Chances are, we\'re going to end up with a small positive root incidence on the wing, and a near-zero tail incidence.

In considering the effects the \'longitudinal dihedral\' might have on longitudinal S&C, let\'s consider a simplified case : symmetric wing and tail airfoils, and a fixed H-stab. Let\'s assume the wing is set at 2 degrees, and the tail at zero.

In cruise flight, assuming the body AoA is zero, we\'ll have a wing AoA of 2 degrees, a downwash of about 1 degree, and hence a tail AoA of -1 degree, giving us a bit of download for trim. (Which is good, assuming we\'re a nice simple +ve static stability type).

If we introduce a disturbance x to the body AoA, the wing AoA will be disturbed by X also, while the tail AoA will change by X/2, approximately (downwash ratio of 0.5 assumed previously). If our aircraft is stable the pitch axis should restore to the undisturbed condition.

Now, let\'s magically redesign the aircraft, and increase the wing incidence to 4 degs. Since a wing AoA of 2 deg is what we need for trimmed flight, that means we\'ll be at a body AoA of -2 degs for cruise. The tail AoA will be -3 degs now (-2 body -1 downwash) which means that to be in trim we\'ll need some elevator. Lets assume the elevator does indeed get adjusted.

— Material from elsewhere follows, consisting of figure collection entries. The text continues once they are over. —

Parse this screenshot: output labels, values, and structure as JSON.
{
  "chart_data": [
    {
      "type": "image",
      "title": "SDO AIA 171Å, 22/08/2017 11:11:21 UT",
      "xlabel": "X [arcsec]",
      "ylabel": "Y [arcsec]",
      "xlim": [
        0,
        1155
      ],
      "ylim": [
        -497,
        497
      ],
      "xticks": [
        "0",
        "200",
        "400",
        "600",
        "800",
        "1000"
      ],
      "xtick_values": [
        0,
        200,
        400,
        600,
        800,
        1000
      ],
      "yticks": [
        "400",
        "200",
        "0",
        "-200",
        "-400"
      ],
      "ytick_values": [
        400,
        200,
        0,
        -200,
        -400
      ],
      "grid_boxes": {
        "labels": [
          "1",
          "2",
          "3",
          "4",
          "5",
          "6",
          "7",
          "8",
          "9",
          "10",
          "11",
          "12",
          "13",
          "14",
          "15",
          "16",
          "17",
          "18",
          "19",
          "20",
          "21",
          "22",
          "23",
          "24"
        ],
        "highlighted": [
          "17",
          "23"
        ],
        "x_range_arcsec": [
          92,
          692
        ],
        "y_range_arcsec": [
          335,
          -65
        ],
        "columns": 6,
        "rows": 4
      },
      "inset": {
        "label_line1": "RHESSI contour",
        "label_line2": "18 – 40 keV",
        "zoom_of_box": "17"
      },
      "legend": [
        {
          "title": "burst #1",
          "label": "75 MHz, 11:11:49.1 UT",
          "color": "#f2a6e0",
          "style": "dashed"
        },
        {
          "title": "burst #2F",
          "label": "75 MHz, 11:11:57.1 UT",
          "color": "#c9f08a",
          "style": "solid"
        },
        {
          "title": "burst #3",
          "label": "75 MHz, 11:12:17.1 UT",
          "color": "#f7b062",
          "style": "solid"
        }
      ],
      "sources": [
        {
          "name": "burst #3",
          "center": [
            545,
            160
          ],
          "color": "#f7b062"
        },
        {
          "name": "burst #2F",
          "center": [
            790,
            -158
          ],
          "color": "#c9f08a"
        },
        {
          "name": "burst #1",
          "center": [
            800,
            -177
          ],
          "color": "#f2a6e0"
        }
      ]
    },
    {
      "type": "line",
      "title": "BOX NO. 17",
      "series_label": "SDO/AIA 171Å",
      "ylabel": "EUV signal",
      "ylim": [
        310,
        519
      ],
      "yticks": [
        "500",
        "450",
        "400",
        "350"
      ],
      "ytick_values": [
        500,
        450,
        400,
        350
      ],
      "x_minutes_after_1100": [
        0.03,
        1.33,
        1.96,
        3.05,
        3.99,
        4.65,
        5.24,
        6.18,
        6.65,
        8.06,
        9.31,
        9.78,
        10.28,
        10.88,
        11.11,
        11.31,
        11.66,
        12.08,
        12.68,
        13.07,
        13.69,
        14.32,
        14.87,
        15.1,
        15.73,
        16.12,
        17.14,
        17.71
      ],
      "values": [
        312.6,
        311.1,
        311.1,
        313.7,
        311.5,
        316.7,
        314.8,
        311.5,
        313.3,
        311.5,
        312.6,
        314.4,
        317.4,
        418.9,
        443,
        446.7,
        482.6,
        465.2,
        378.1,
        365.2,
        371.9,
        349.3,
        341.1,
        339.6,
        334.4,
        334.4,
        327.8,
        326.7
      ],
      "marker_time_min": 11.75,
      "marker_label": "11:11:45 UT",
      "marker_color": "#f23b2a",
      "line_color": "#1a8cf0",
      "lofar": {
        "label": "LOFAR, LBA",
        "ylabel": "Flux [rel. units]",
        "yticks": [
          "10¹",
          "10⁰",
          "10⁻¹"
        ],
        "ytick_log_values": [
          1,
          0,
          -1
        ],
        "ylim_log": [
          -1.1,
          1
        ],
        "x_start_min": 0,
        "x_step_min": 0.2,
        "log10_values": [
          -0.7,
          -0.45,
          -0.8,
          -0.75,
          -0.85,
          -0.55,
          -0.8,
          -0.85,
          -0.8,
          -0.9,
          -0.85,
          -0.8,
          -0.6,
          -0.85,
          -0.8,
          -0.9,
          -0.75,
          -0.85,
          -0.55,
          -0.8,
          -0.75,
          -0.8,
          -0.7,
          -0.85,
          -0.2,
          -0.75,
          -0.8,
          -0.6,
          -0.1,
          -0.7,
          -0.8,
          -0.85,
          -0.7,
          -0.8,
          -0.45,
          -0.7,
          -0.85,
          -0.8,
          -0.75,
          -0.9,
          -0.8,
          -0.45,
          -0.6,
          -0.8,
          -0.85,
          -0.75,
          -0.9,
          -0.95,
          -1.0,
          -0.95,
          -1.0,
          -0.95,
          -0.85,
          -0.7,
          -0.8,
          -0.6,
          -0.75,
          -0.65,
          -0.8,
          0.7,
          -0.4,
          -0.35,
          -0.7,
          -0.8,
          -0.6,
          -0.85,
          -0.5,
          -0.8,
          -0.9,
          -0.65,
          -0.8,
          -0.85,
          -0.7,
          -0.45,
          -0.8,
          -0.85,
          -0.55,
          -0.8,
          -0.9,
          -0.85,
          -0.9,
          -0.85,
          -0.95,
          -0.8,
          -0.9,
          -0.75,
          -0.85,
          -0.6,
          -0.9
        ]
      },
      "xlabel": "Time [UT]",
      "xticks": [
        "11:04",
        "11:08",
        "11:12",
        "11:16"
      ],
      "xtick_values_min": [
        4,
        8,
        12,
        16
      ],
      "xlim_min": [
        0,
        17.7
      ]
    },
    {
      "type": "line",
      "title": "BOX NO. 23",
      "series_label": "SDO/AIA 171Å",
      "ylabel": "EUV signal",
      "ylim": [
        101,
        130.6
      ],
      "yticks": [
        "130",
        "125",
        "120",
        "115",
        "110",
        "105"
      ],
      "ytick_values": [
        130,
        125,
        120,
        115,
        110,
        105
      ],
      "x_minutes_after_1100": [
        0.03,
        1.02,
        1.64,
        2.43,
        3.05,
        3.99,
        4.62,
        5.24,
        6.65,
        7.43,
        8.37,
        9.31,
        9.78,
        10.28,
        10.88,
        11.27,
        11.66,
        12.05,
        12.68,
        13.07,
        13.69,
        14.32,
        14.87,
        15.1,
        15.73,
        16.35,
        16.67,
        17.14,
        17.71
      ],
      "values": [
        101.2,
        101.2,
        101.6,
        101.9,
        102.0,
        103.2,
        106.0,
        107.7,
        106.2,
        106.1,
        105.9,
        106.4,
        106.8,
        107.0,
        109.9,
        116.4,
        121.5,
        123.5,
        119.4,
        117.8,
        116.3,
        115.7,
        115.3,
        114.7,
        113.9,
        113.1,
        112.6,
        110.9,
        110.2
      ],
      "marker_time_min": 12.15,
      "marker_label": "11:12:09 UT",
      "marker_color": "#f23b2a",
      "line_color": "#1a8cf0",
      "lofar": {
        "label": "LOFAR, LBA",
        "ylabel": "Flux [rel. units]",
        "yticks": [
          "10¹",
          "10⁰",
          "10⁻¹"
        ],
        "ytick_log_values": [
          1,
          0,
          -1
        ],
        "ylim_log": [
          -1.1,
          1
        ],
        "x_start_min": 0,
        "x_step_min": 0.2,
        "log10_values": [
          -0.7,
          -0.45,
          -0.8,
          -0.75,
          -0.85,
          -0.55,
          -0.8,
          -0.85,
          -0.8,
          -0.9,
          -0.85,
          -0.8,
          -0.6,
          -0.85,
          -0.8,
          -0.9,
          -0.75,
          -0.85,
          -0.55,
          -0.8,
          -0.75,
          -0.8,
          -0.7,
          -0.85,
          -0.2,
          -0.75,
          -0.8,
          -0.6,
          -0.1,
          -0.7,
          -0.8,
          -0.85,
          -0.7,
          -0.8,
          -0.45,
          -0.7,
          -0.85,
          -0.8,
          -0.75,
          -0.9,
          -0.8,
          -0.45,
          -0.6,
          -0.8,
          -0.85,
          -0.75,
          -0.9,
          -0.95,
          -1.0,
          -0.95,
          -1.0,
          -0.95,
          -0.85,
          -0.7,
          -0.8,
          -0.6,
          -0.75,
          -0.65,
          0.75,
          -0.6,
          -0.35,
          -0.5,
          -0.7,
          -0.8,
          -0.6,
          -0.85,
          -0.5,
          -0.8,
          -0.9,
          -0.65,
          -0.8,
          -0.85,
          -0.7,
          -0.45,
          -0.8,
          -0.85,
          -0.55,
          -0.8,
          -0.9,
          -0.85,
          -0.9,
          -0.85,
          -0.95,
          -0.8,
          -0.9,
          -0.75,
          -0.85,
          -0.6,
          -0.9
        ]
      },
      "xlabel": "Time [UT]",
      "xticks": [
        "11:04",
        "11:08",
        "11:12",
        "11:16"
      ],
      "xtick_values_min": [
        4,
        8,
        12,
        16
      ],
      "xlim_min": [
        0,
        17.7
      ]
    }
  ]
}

Now, disturb this aircraft by X degrees. Again, delta of X to the wing AoA, delta of X/2 to the tail AoA, which means, all other things being equal, the aerodynamic response will be identical.

The only thing we\'ve changed is that the tail is going to be at -3+X/2, not at -1+X/2. As long as the tail lift curve is linear over a sufficiently large range, and the disturbances are relatively small, there will be no mathematical differences. If the tail is significantly nonlinear, it may matter - but in this case I\'d expect the case where the tail incidence is minimised to be the best case - and that\'s not directly a function of increasing or decreasing long-l dihedral, but comes from a consideration of the trim requirements.

In short, I can see no stability arguments in favour of increased or decreased long-l dihedral; other factors matter more.